In Landmark Pledge, British Lawyers Say They Won’t Act in the Interest of Fossil Fuels
The litigators refuse to represent new coal, oil and gas developments or prosecute peaceful climate protesters
A group of top British lawyers has chosen to defy the rules of their industry by refusing to act in the interest of fossil fuel projects. Last week, they signed a declaration vowing not to take action against peaceful climate protesters or represent new fossil fuel projects.
The 120 mostly English lawyers, who named themselves “Lawyers are Responsible,” also called upon the government and their colleagues to do “whatever they can” to address climate change and promote an inclusive transition to a more sustainable society.
“We’re refusing to advise fossil fuel companies on how to dig for new oil and gas, the same way we wouldn’t advise a killer how to commit serial murders,” barrister Paul Powlesland, who signed the declaration, says in a statement.
In the United Kingdom, barristers, or lawyers involved in courtroom advocacy and litigation, must abide by the “cab rank rule.” This obligates them to take any case appropriate to their expertise, regardless of their personal beliefs about the case or their opinions of the client. By violating this rule, the declaration signees now face the possibility of disciplinary action, and some have already self-reported to the Bar Standards Board, which regulates barristers in England and Wales. The declaration is “understood to be the first time in legal history that barristers have engaged in a collective act of civil disobedience,” per the climate group Plan B Earth, which organized the action.
Nick Vineall, the chair of the Bar Council of England and Wales, called the move “disappointing,” per BBC News’s Charley Adams.
“The cab rank rule prevents discrimination and improves access to justice,” he says, per the Guardian’s Damien Gayle. “It means that barristers sometimes have to represent people they disapprove of or disagree with. But the flip side is that clients can have the barrister they choose. It is for judges or juries to decide who is right and who is wrong, not barristers.”
But Jolyon Maugham, director of the nonprofit Good Law Project and a signer of the declaration, writes in an opinion article for the Guardian that the cab rank rule assumes the law is right and worth upholding. As it stands now, he writes, the law enables “the destruction of our planet and the displacement of billions of people.”
“Sometimes the law is wrong,” he writes. “What it stands for is the opposite of justice.”
The declaration came just days after a new report from the Intergovernmental Panel on Climate Change (IPCC) warned that rapid action is needed to prevent climate change’s worst impacts. According to the Plan B statement, lawyers have contributed to accelerating the climate crisis—top law firms in the United States facilitated $1.62 trillion in fossil fuel transactions between 2017 and 2021.
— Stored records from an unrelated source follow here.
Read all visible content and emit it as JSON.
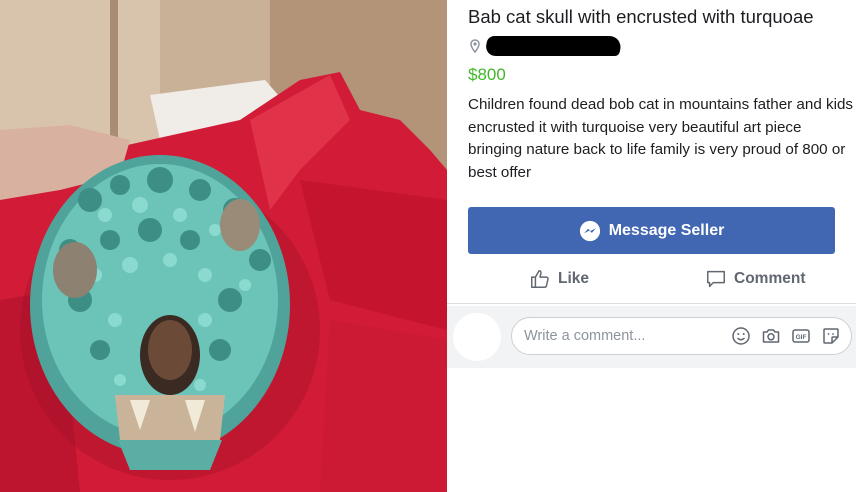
{
  "listing": {
    "title": "Bab cat skull with encrusted with turquoae",
    "price": "$800",
    "description": "Children found dead bob cat in mountains father and kids encrusted it with turquoise very beautiful art piece bringing nature back to life family is very proud of 800 or best offer"
  },
  "actions": {
    "message_seller": "Message Seller",
    "like": "Like",
    "comment": "Comment"
  },
  "comment_box": {
    "placeholder": "Write a comment..."
  },
  "icons": {
    "location": "location-pin-icon",
    "messenger": "messenger-icon",
    "like": "thumbs-up-icon",
    "comment": "speech-bubble-icon",
    "emoji": "smiley-icon",
    "camera": "camera-icon",
    "gif": "gif-icon",
    "sticker": "sticker-icon"
  },
  "colors": {
    "accent": "#4267b2",
    "price": "#42b72a",
    "text": "#1c1e21",
    "muted": "#606770"
  }
}
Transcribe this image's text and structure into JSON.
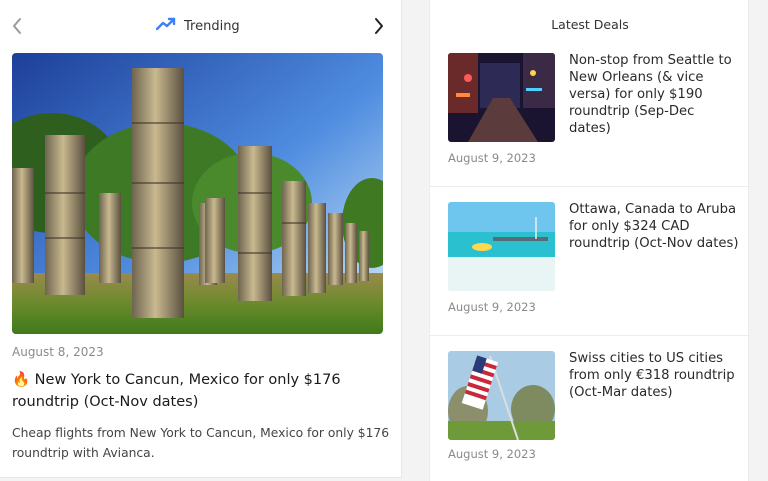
{
  "trending": {
    "title": "Trending",
    "prev_icon": "chevron-left-icon",
    "next_icon": "chevron-right-icon",
    "trend_icon": "trending-up-icon",
    "accent_color": "#3b82f6",
    "article": {
      "date": "August 8, 2023",
      "emoji": "🔥",
      "title": "New York to Cancun, Mexico for only $176 roundtrip (Oct-Nov dates)",
      "description": "Cheap flights from New York to Cancun, Mexico for only $176 roundtrip with Avianca."
    }
  },
  "latest_deals": {
    "title": "Latest Deals",
    "items": [
      {
        "title": "Non-stop from Seattle to New Orleans (& vice versa) for only $190 roundtrip (Sep-Dec dates)",
        "date": "August 9, 2023"
      },
      {
        "title": "Ottawa, Canada to Aruba for only $324 CAD roundtrip (Oct-Nov dates)",
        "date": "August 9, 2023"
      },
      {
        "title": "Swiss cities to US cities from only €318 roundtrip (Oct-Mar dates)",
        "date": "August 9, 2023"
      }
    ]
  }
}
In the past year, dozens of activists from U.K.-headquartered organizations such as Just Stop Oil and the Extinction Rebellion have been jailed for blocking traffic, refusing to comply with court proceedings and engaging in other acts of protests. Recently, two members of Insulate Britain were imprisoned for seven weeks for telling a jury the climate crisis was their reason for protesting, against a judge’s orders.
“It’s the ordinary people of this country, taking a stand against this greed and destruction, that the British legal system prosecutes and imprisons, jailing them just for talking about the climate crisis and fuel poverty,” Tim Crosland, director of Plan B, says in the statement. “The rule of law has been turned on its head. Lawyers are responsible. It’s time to take a stand.”